Certe articolesse scandalistiche sui vari presunti e fasulli colpi di Stato di destra furono finanziate ed orchestrate dalla Lubjanka, vedi la insistente campagna dell’”Espresso” di Eugenio Scalfari sul “Piano Solo” e il generale Giovanni de Lorenzo.

La bufala fece gran male all’Italia, sempre più anello debole dell’Occidente e della Nato, e benissimo all’Urss. De Lorenzo, alla fine, fu assolto, ma Scalfari e gli altri disinformatori la passarono liscia.

Sull’argomento tabù – Kgb /toghe rosse – le risultanze oggettive raccontano di una parte faziosissima della magistratura, non solo schierata contro l’Occidente, il capitalismo, i governi italiani democraticamente eletti, i partiti non marx-leninisti, i “colletti bianchi”; non solo ammiccante agli eversori rossi extraparlamentari e, talora, alle frange più violente ed assassine, ma perfettamente sovietizzata culturalmente. Nella testa delle toghe rosse ondeggiò non il Diritto, considerato mostruosità borghese per consolidare le ingiustizie sociali, bensì le asimmetrie paragiuridiche bolsceviche, secondo le quali un “kulak”, cioè un possidente, di per sé è colpevole a priori, mentre il proletario, quand’anche autore di gravi delitti, non va arrestato, bensì rieducato e presto riabilitato.

La rimessa in libertà, tuttora, quasi sempre immediata di ladri, borseggiatori, scippatori, microcriminali, stupratori, violenti; oppure, la libertà di occupare appartamenti e addirittura interi caseggiati, trasformati in centri di spaccio e di ricettazione, ebbene codeste zone franche della legge rimandano, ad esempio, al pensiero demenziale del bolscevico Pēteris Stučka, follia penetrata nelle nostre leggi oltre che nelle capocce di certe toghe.

E che dire dei trascorsi accesi dibattiti tra toghe militanti sul dilemma se perseguire o no i reati commessi dai “compagni”?

L’adesione alla causa rivoluzionaria non salvò alcuni giudici di sinistra dalla ferocia degli assassini rossi, dai criminali di “Prima Linea” o dai carnefici delle Brigate rosse, vigendo a sinistra la regola di Andrej Vyšinskij: io sono uno più puro di te, ergo ti epuro e magari ti ammazzo.

Per questo Indro Montanelli adorava Stalin, avendo Baffone, stante la norma suddetta, ammazzato più comunisti di tutti gli avversari del realsocialismo.

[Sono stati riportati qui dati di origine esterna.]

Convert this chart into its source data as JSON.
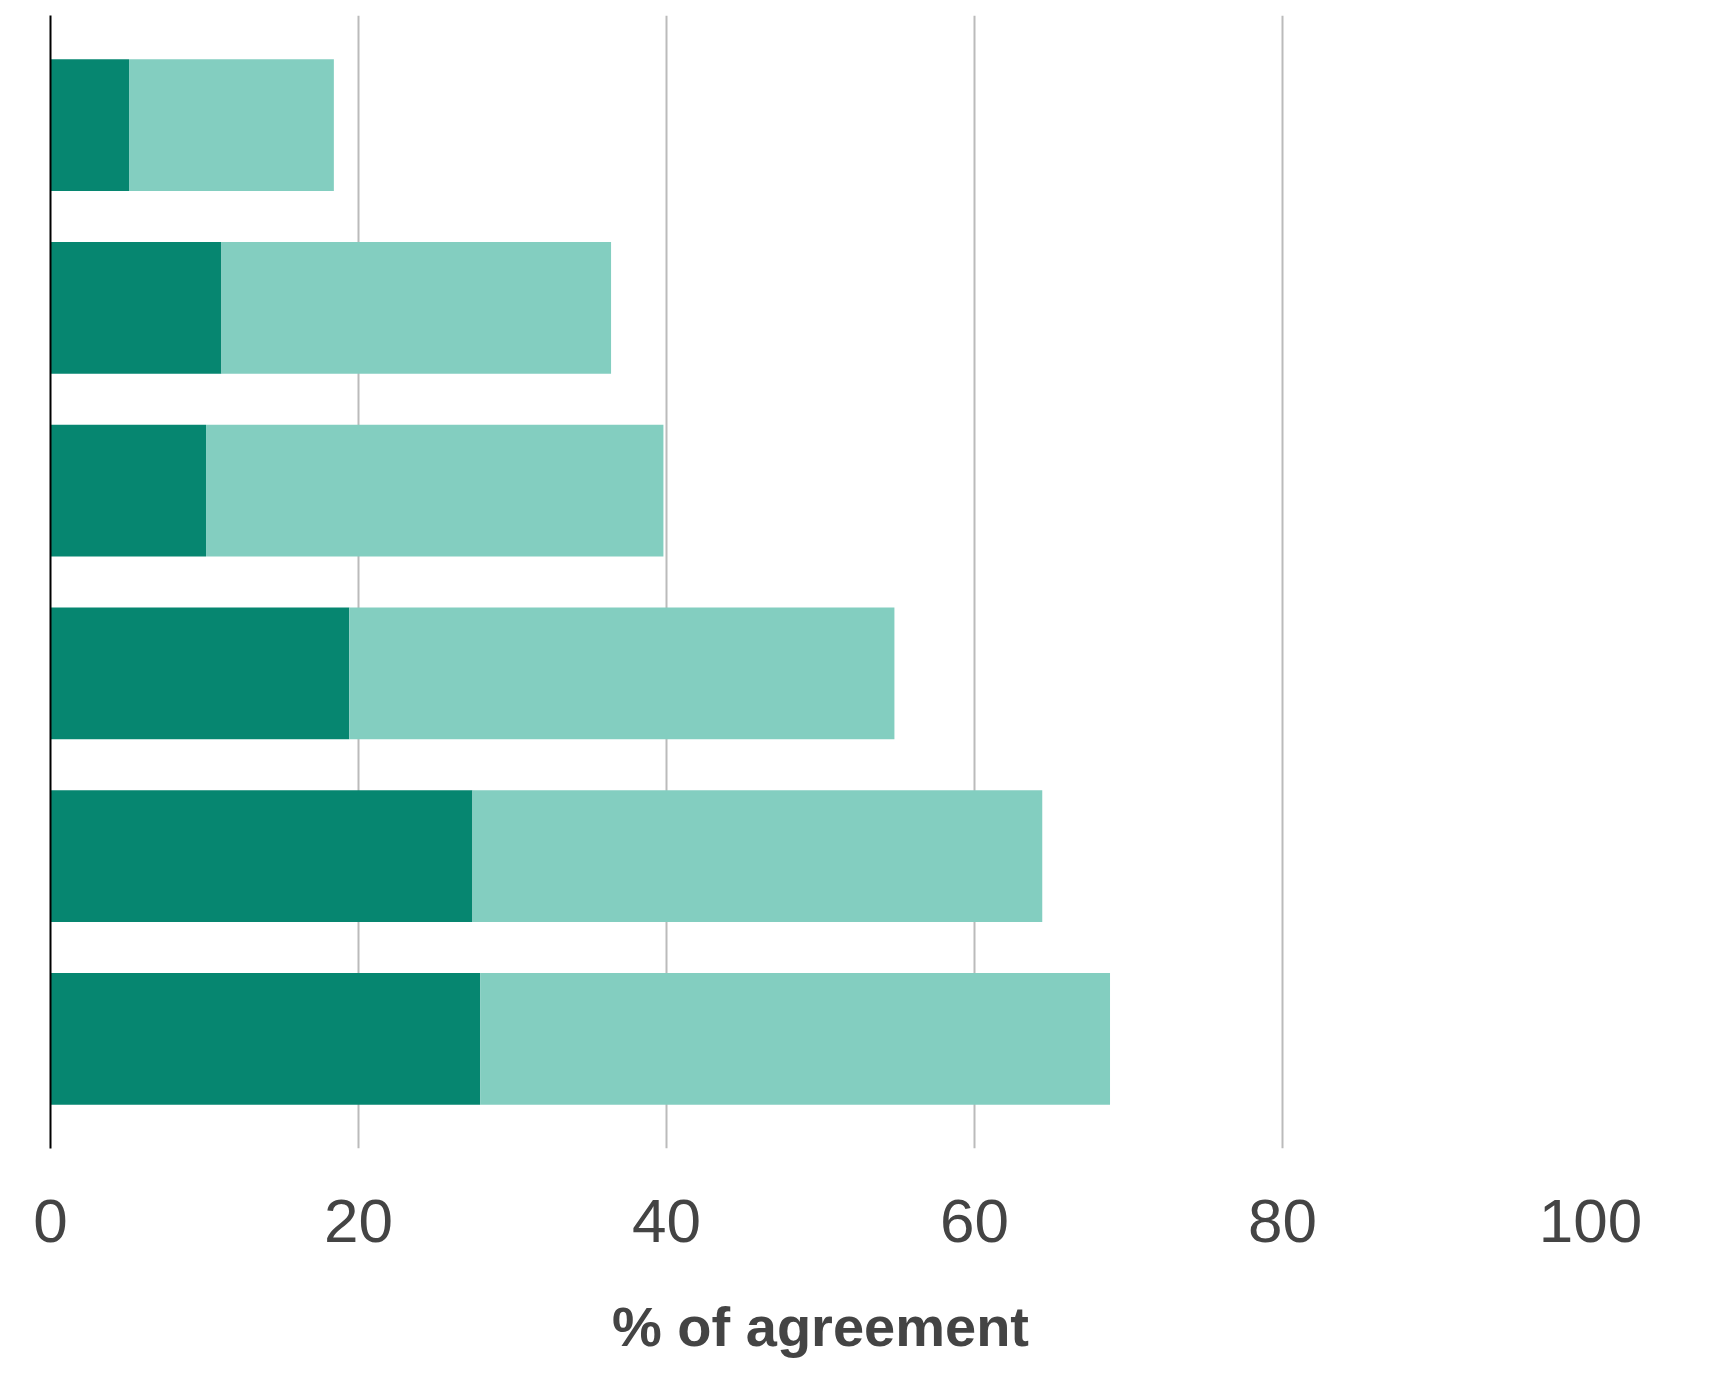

A riprova della presenza addirittura domiciliare e condominiale del Kgb nella Penisola v’è la battuta del compagno Lucio Albertini, uno restio a condannare l’invasione della Cecoslovacchia, che, a Torino, agosto 1968, alla fine di un’animata assemblea si lasciò sfuggire: “Compagni, prima di lasciare la federazione, ricordatevi di spegnere la luce, perché la bolletta la paga Mosca!”.

Ecco perché i “Donat” sparsi nella Penisola hanno fatto brillanti carriere e ancora pontificano senza vergogna a mezzo stampa e tv. Osano addirittura definire “volgarità” chiedere una dichiarazione di anticomunismo.

Egregio Donat, sei mai stato anticomunista in quel di Praga, essendo sodale degli spioni dell’Stb?

O è volgare domandartelo?

Per tutti i “Donat”, nostalgici di certe fonti staliniane, la Costituzione è certamente la più bella del mondo.

Non per me, però.

Preferirei una Costituzione fondata sulla religione della libertà.